The California Advanced Health Care Directive form is a crucial document that allows individuals to express their healthcare preferences and designate an agent to make medical decisions on their behalf. When preparing for future healthcare needs, there are several other important forms and documents that can complement this directive. Below is a list of these documents, each serving a unique purpose.

  • Durable Power of Attorney for Health Care: This document allows you to appoint someone to make healthcare decisions for you if you become unable to do so. It is often used alongside the Advanced Health Care Directive.
  • Living Will: A living will specifies your wishes regarding medical treatment in situations where you are terminally ill or permanently unconscious. It focuses on the types of medical interventions you do or do not want.
  • Do Not Resuscitate (DNR) Order: This order instructs medical personnel not to perform CPR if your heart stops beating. It is typically used in emergency situations and should be discussed with your healthcare provider.
  • POLST (Physician Orders for Life-Sustaining Treatment): This is a medical order that outlines your preferences for life-sustaining treatments. Unlike a living will, it is actionable and must be signed by a physician.
  • Organ Donation Registration: This document allows you to express your wish to donate your organs after death. It can be included in your Advanced Health Care Directive or registered separately.

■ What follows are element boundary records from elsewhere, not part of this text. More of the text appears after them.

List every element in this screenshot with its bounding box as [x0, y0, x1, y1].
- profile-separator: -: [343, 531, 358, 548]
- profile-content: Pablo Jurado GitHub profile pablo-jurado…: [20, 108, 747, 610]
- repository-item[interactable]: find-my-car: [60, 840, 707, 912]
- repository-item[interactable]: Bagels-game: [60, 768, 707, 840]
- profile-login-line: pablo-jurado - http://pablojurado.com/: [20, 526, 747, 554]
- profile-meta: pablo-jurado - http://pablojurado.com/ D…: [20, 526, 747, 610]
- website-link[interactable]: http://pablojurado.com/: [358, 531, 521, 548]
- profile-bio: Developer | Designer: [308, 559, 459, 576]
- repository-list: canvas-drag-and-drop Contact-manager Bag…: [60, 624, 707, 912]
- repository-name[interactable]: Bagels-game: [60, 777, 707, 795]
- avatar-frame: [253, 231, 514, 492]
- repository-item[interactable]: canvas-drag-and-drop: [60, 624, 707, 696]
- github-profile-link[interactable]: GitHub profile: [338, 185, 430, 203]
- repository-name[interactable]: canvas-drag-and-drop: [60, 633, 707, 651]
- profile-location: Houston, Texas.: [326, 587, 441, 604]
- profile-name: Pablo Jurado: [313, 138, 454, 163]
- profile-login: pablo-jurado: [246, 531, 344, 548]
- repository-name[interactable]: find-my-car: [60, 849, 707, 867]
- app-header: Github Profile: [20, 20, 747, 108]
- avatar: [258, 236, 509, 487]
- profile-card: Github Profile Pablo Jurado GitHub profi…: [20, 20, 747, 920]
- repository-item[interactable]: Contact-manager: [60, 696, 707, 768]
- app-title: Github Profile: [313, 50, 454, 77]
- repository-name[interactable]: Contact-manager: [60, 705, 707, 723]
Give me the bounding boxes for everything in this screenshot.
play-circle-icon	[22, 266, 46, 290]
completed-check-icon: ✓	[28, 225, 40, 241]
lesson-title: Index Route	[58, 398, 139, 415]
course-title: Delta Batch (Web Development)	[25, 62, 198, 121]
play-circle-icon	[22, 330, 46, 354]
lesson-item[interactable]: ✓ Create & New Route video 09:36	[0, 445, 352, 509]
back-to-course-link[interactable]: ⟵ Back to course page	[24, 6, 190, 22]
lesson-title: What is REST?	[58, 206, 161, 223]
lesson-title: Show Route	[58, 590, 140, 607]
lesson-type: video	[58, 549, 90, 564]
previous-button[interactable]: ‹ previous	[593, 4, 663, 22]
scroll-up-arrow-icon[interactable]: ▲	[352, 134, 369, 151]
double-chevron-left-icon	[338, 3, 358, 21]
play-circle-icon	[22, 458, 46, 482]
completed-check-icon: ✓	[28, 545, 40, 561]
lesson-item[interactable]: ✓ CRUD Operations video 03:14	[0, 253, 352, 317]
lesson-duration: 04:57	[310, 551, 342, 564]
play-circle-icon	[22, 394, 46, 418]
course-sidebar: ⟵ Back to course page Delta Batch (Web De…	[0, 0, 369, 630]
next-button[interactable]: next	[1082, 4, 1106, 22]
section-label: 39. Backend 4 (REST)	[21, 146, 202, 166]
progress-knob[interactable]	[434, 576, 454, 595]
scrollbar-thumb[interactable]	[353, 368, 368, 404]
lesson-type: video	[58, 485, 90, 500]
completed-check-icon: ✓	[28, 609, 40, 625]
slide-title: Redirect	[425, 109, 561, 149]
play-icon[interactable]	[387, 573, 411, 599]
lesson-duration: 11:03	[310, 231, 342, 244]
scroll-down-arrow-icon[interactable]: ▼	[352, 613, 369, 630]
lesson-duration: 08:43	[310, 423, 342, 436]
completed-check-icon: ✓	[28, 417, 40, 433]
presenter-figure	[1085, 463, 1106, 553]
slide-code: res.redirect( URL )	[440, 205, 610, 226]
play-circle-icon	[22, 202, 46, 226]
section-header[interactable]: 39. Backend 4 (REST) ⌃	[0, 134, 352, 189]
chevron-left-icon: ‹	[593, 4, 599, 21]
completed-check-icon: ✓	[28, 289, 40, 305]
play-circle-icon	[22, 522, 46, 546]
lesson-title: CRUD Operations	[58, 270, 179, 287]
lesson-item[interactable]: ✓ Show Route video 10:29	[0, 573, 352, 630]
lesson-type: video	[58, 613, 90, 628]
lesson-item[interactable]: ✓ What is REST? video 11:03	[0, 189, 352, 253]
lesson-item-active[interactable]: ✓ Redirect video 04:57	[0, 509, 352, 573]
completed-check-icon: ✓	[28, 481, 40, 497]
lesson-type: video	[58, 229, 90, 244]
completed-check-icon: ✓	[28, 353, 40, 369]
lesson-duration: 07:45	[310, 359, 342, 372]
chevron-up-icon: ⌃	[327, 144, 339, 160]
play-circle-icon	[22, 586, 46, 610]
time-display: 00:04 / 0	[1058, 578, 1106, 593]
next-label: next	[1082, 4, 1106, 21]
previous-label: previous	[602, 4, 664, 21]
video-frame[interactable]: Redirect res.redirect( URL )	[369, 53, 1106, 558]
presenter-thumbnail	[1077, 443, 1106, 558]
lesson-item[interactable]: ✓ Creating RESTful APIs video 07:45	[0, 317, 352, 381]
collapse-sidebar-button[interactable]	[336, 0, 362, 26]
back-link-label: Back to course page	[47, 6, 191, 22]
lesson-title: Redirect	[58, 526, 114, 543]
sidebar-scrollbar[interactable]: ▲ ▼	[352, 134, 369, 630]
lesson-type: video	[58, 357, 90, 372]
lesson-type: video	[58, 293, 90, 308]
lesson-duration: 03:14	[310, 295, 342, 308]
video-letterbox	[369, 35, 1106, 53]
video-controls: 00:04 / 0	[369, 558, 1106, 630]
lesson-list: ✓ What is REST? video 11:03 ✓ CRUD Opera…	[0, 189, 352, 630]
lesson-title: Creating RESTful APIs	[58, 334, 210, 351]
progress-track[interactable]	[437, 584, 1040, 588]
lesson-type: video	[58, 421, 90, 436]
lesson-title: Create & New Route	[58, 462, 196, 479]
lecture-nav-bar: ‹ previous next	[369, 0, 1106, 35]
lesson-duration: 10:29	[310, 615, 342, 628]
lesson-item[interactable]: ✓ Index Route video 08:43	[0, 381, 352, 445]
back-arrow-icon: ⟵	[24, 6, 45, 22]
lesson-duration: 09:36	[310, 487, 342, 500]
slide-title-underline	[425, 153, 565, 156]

  • Health Care Proxy: Similar to a Durable Power of Attorney, a health care proxy designates someone to make medical decisions for you when you are unable to communicate your wishes.
  • Beneficiary Designations: This document specifies who will receive your assets after your death. While not directly related to healthcare, it is essential for overall estate planning.
  • California Operating Agreement: This essential document outlines the management structure and operational procedures of a limited liability company (LLC) in California. To ensure compliance, you can fill out the form available at califroniatemplates.com/.
  • Estate Plan: An estate plan includes various documents, such as wills and trusts, that outline how your assets will be managed and distributed. It complements your healthcare directives by ensuring your financial wishes are also addressed.

Understanding these documents can empower you to make informed decisions about your healthcare and estate planning. It is advisable to consult with a legal professional to ensure that all documents align with your wishes and comply with state laws.